Mama told me to go to my room. I stood up to her, over her (I was the tallest female creature in the house by that time), put my hands on my hips, and said defiantly, “No.”
She just stared at me. I stared back. I eventually did go to my room but made sure she knew it was on my own accord.
Sissy graduated high school in early June, barely, and only did so because one of her teachers told her she’d give her a passing grade if she’d sing for the class one afternoon. She’s been singing to get by ever since.
You wrote “Sky Is Purple”
And it started with a chorus of “Just a Closer Walk with Thee.” Who did you want to have a closer walk with thee, Sissy? You? Them? Us?
No good possibilities that day. Just an early morning slunk in on the stillest air to take away a part of you and leave in its place the echo of what you heard, the shadow of what you saw on the lawn that morning. To resonate, to reverberate, to ring, to vibrate, to bust out of your brain every day for all of the rest of your life.
It was so thick that morning. Nothing seemed to move after those bullets did but you. You ran through a dawn as thick as syrup to get help, but everything had already been taken away but us by the time the sky turned purple, as you said.

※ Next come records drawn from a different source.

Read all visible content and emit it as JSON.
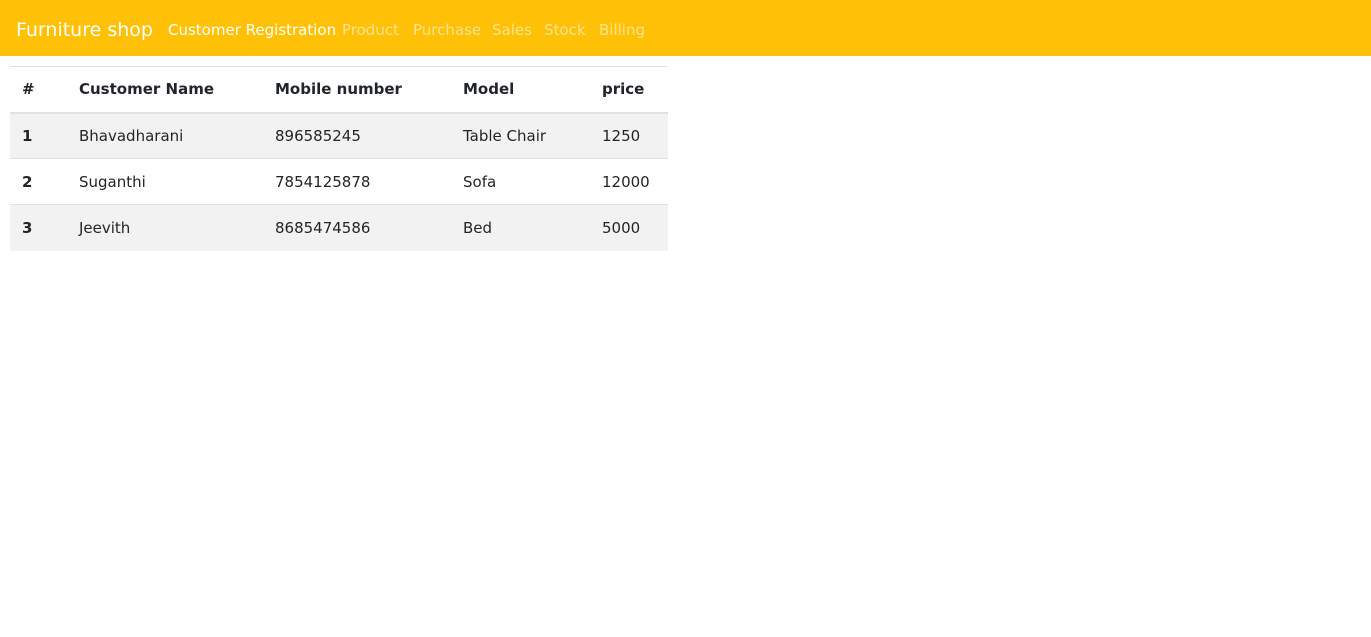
{
  "navbar": {
    "brand": "Furniture shop",
    "links": [
      {
        "label": "Customer Registration",
        "active": true
      },
      {
        "label": "Product",
        "active": false
      },
      {
        "label": "Purchase",
        "active": false
      },
      {
        "label": "Sales",
        "active": false
      },
      {
        "label": "Stock",
        "active": false
      },
      {
        "label": "Billing",
        "active": false
      }
    ],
    "color": "#ffc107"
  },
  "table": {
    "headers": [
      "#",
      "Customer Name",
      "Mobile number",
      "Model",
      "price"
    ],
    "rows": [
      {
        "num": "1",
        "name": "Bhavadharani",
        "mobile": "896585245",
        "model": "Table Chair",
        "price": "1250"
      },
      {
        "num": "2",
        "name": "Suganthi",
        "mobile": "7854125878",
        "model": "Sofa",
        "price": "12000"
      },
      {
        "num": "3",
        "name": "Jeevith",
        "mobile": "8685474586",
        "model": "Bed",
        "price": "5000"
      }
    ]
  }
}
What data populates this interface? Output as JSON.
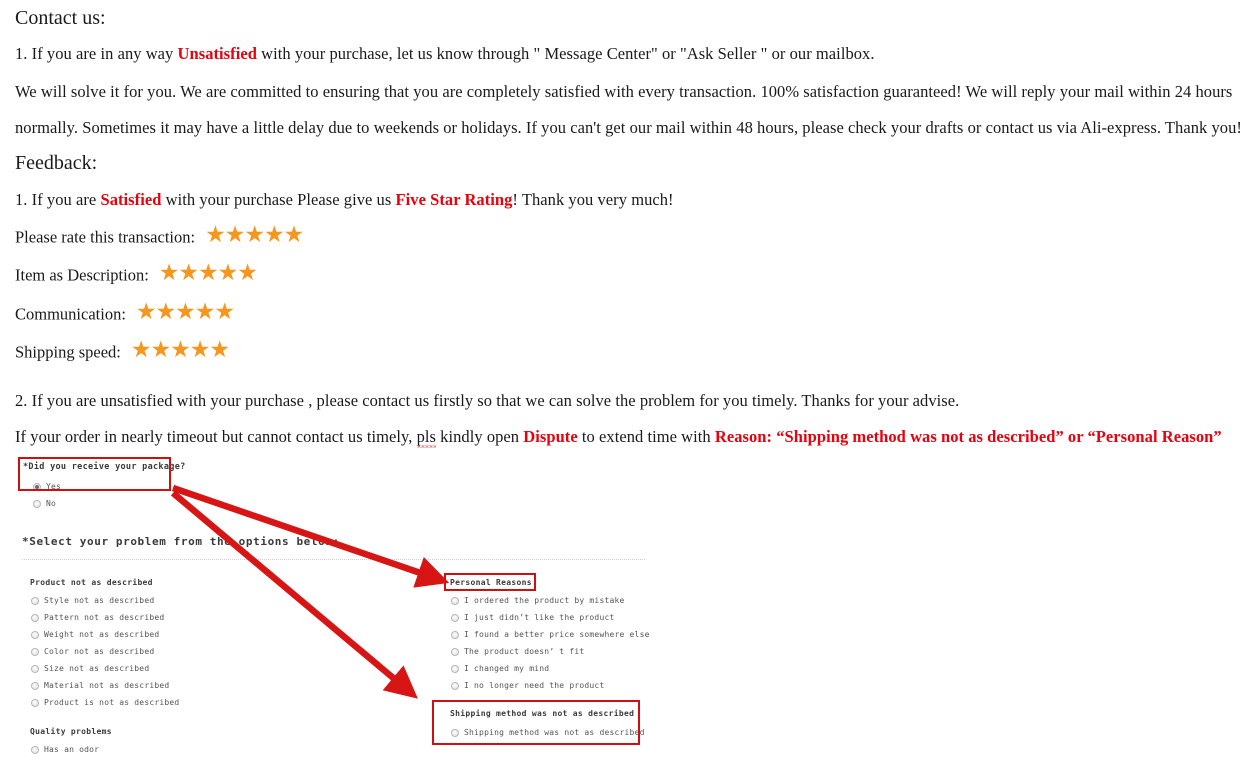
{
  "document": {
    "contact_heading": "Contact us:",
    "contact_item_1_a": "1.  If you are in any way ",
    "contact_item_1_highlight": "Unsatisfied",
    "contact_item_1_b": " with your purchase, let us know through \" Message Center\" or \"Ask Seller \" or our mailbox.",
    "contact_para_2": "We will solve it for you. We are committed to ensuring that you are completely satisfied with every transaction. 100% satisfaction guaranteed!    We will reply your mail within 24 hours",
    "contact_para_3": "normally. Sometimes it may have a little delay due to weekends or holidays. If you can't get our mail within 48 hours, please check your drafts or contact us via Ali-express. Thank you!",
    "feedback_heading": "Feedback:",
    "feedback_item_1_a": "1.  If you are ",
    "feedback_item_1_highlight_1": "Satisfied",
    "feedback_item_1_b": " with your purchase Please give us ",
    "feedback_item_1_highlight_2": "Five Star Rating",
    "feedback_item_1_c": "! Thank you very much!",
    "unsatisfied_para": "2.  If you are unsatisfied with your purchase , please contact us firstly so that we can solve the problem  for you timely. Thanks for your advise.",
    "dispute_para_a": "If your order in nearly timeout but cannot contact us timely, ",
    "dispute_para_misspelled": "pls",
    "dispute_para_b": " kindly open ",
    "dispute_word": "Dispute",
    "dispute_para_c": " to extend time with ",
    "dispute_reason": "Reason: “Shipping method was not as described” or “Personal Reason”"
  },
  "ratings": {
    "star_glyph": "★",
    "star_color": "#f5961e",
    "rows": [
      {
        "label": "Please rate this transaction:",
        "stars": 5
      },
      {
        "label": "Item as Description:",
        "stars": 5
      },
      {
        "label": "Communication:",
        "stars": 5
      },
      {
        "label": "Shipping speed:",
        "stars": 5
      }
    ]
  },
  "dispute_form": {
    "question": "*Did you receive your package?",
    "question_answers": [
      {
        "label": "Yes",
        "selected": true
      },
      {
        "label": "No",
        "selected": false
      }
    ],
    "select_prompt": "*Select your problem from the options below:",
    "left_column": [
      {
        "title": "Product not as described",
        "options": [
          "Style not as described",
          "Pattern not as described",
          "Weight not as described",
          "Color not as described",
          "Size not as described",
          "Material not as described",
          "Product is not as described"
        ]
      },
      {
        "title": "Quality problems",
        "options": [
          "Has an odor"
        ]
      }
    ],
    "right_column": [
      {
        "title": "Personal Reasons",
        "options": [
          "I ordered the product by mistake",
          "I just didn’t like the product",
          "I found a better price somewhere else",
          "The product doesn’ t fit",
          "I changed my mind",
          "I no longer need the product"
        ]
      },
      {
        "title": "Shipping method was not as described",
        "options": [
          "Shipping method was not as described"
        ]
      }
    ]
  },
  "annotations": {
    "highlight_color": "#cf1010",
    "arrow_color": "#d81515",
    "boxes": [
      "did-you-receive-package",
      "personal-reasons",
      "shipping-method-not-as-described"
    ]
  }
}
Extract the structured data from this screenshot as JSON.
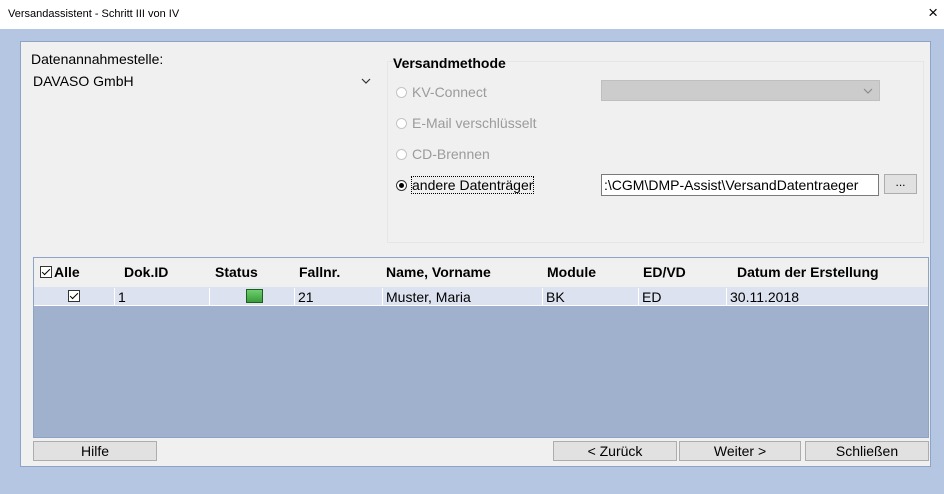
{
  "window": {
    "title": "Versandassistent - Schritt III von IV",
    "close_glyph": "×"
  },
  "datenannahmestelle": {
    "label": "Datenannahmestelle:",
    "selected": "DAVASO GmbH"
  },
  "versandmethode": {
    "title": "Versandmethode",
    "options": [
      {
        "label": "KV-Connect",
        "enabled": false,
        "selected": false
      },
      {
        "label": "E-Mail verschlüsselt",
        "enabled": false,
        "selected": false
      },
      {
        "label": "CD-Brennen",
        "enabled": false,
        "selected": false
      },
      {
        "label": "andere Datenträger",
        "enabled": true,
        "selected": true
      }
    ],
    "kv_connect_combo_value": "",
    "path_value": ":\\CGM\\DMP-Assist\\VersandDatentraeger",
    "browse_label": "..."
  },
  "grid": {
    "columns": [
      "Alle",
      "Dok.ID",
      "Status",
      "Fallnr.",
      "Name, Vorname",
      "Module",
      "ED/VD",
      "Datum der Erstellung"
    ],
    "rows": [
      {
        "checked": true,
        "dok_id": "1",
        "status": "green",
        "fallnr": "21",
        "name": "Muster, Maria",
        "module": "BK",
        "ed_vd": "ED",
        "datum": "30.11.2018"
      }
    ]
  },
  "buttons": {
    "hilfe": "Hilfe",
    "zurueck": "< Zurück",
    "weiter": "Weiter >",
    "schliessen": "Schließen"
  },
  "colors": {
    "frame": "#b4c6e1",
    "panel": "#f0f0f0",
    "grid_empty": "#9fb1cc",
    "row_bg": "#dce2ef",
    "status_green": "#4cb84c"
  }
}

You changed but stayed the same.
I changed but stayed the same.
I can only unde
rstand but not say how that works inside a person.
Protection
The person to whom you are married tells you that if you leave him, everyone you love will die. There is good cause to believe the person to whom you are married when he makes this threat, because he has shown himself to be violent and unhinged. You have two daughters to protect. Two daughters who are your very world. Your instincts fight against each other constantly. Run, stay, run, stay. Run to get away from this person and save your life and everyone else’s. Stay to be near this person and save your life and everyone else’s. Break every tie with this person who is dangerous to you and those you love. Bond to this person who is dangerous to try to keep what he swears will happen from happening. Fight for your sense of self as he fights to constantly throw you off of it and lower your self-worth so that you don’t believe you deserve anything better than his abuse. Become so depressed you don’t even recognize yourself in the mirror.